Cicerone - De Fato - 24

Versione originale in latino


Communi igitur consuetudine sermonis abutimur, cum ita dicimus, velle aliquid quempiam aut nolle sine causa; ita enim dicimus 'sine causa', ut dicamus: sine externa et antecedente causa, non sine aliqua; ut, cum vas inane dicimus, non ita loquimur, ut physici, quibus inane esse nihil placet, sed ita, ut verbi causa sine aqua, sine vino, sine oleo vas esse dicamus, sic, cum sine causa animum dicimus moveri, sine antecedente et externa causa moveri, non omnino sine causa dicimus. De ipsa atomo dici potest, cum per inane moveatur gravitate et pondere, sine causa moveri, quia nulla causa accedat extrinsecus.

Traduzione all'italiano


Ci serviamo, pertanto, di un luogo comune nel parlare, quando diciamo che qualcuno vuole o non vuole qualcosa senza causa.

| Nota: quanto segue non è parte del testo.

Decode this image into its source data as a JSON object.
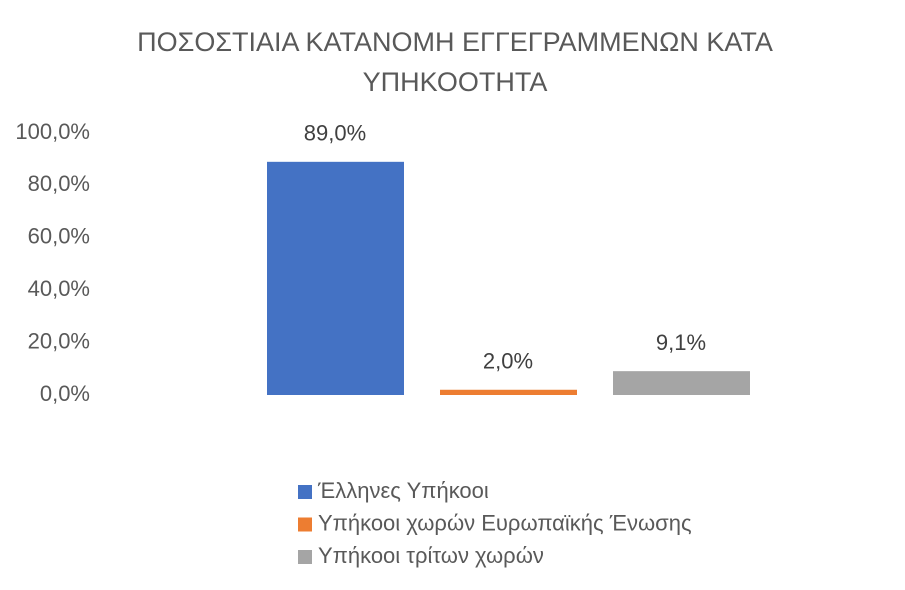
{
  "chart_data": {
    "type": "bar",
    "title": "ΠΟΣΟΣΤΙΑΙΑ ΚΑΤΑΝΟΜΗ  ΕΓΓΕΓΡΑΜΜΕΝΩΝ ΚΑΤΑ ΥΠΗΚΟΟΤΗΤΑ",
    "categories": [
      null
    ],
    "series": [
      {
        "name": "Έλληνες Υπήκοοι",
        "color": "#4472c4",
        "values": [
          89.0
        ],
        "value_labels": [
          "89,0%"
        ]
      },
      {
        "name": "Υπήκοοι χωρών Ευρωπαϊκής Ένωσης",
        "color": "#ed7d31",
        "values": [
          2.0
        ],
        "value_labels": [
          "2,0%"
        ]
      },
      {
        "name": "Υπήκοοι τρίτων χωρών",
        "color": "#a5a5a5",
        "values": [
          9.1
        ],
        "value_labels": [
          "9,1%"
        ]
      }
    ],
    "ylim": [
      0,
      100
    ],
    "yticks": [
      {
        "value": 0,
        "label": "0,0%"
      },
      {
        "value": 20,
        "label": "20,0%"
      },
      {
        "value": 40,
        "label": "40,0%"
      },
      {
        "value": 60,
        "label": "60,0%"
      },
      {
        "value": 80,
        "label": "80,0%"
      },
      {
        "value": 100,
        "label": "100,0%"
      }
    ],
    "grid": false,
    "legend": "bottom"
  }
}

Diciamo dunque "senza causa", come se dicessimo: senza una causa esterna e precedente, e non senza una causa in assoluto; allo stesso modo, quando definiamo un vaso vuoto, non ci esprimiamo nel senso inteso dai filosofi naturalisti, che non ammettono l'esistenza del vuoto, ma intendiamo un vaso, per esempio, senz'acqua, senza vino, senza olio; così, quando affermiamo che l'anima si muove senza una causa, vogliamo dire che il suo movimento prescinde da una causa precedente ed esterna, non che manchi in assoluto di una causa. Dell'atomo stesso si può dire che, quando procede nel vuoto per gravità e peso, procede senza una causa, poiché non gliene sopravviene alcuna dall'esterno.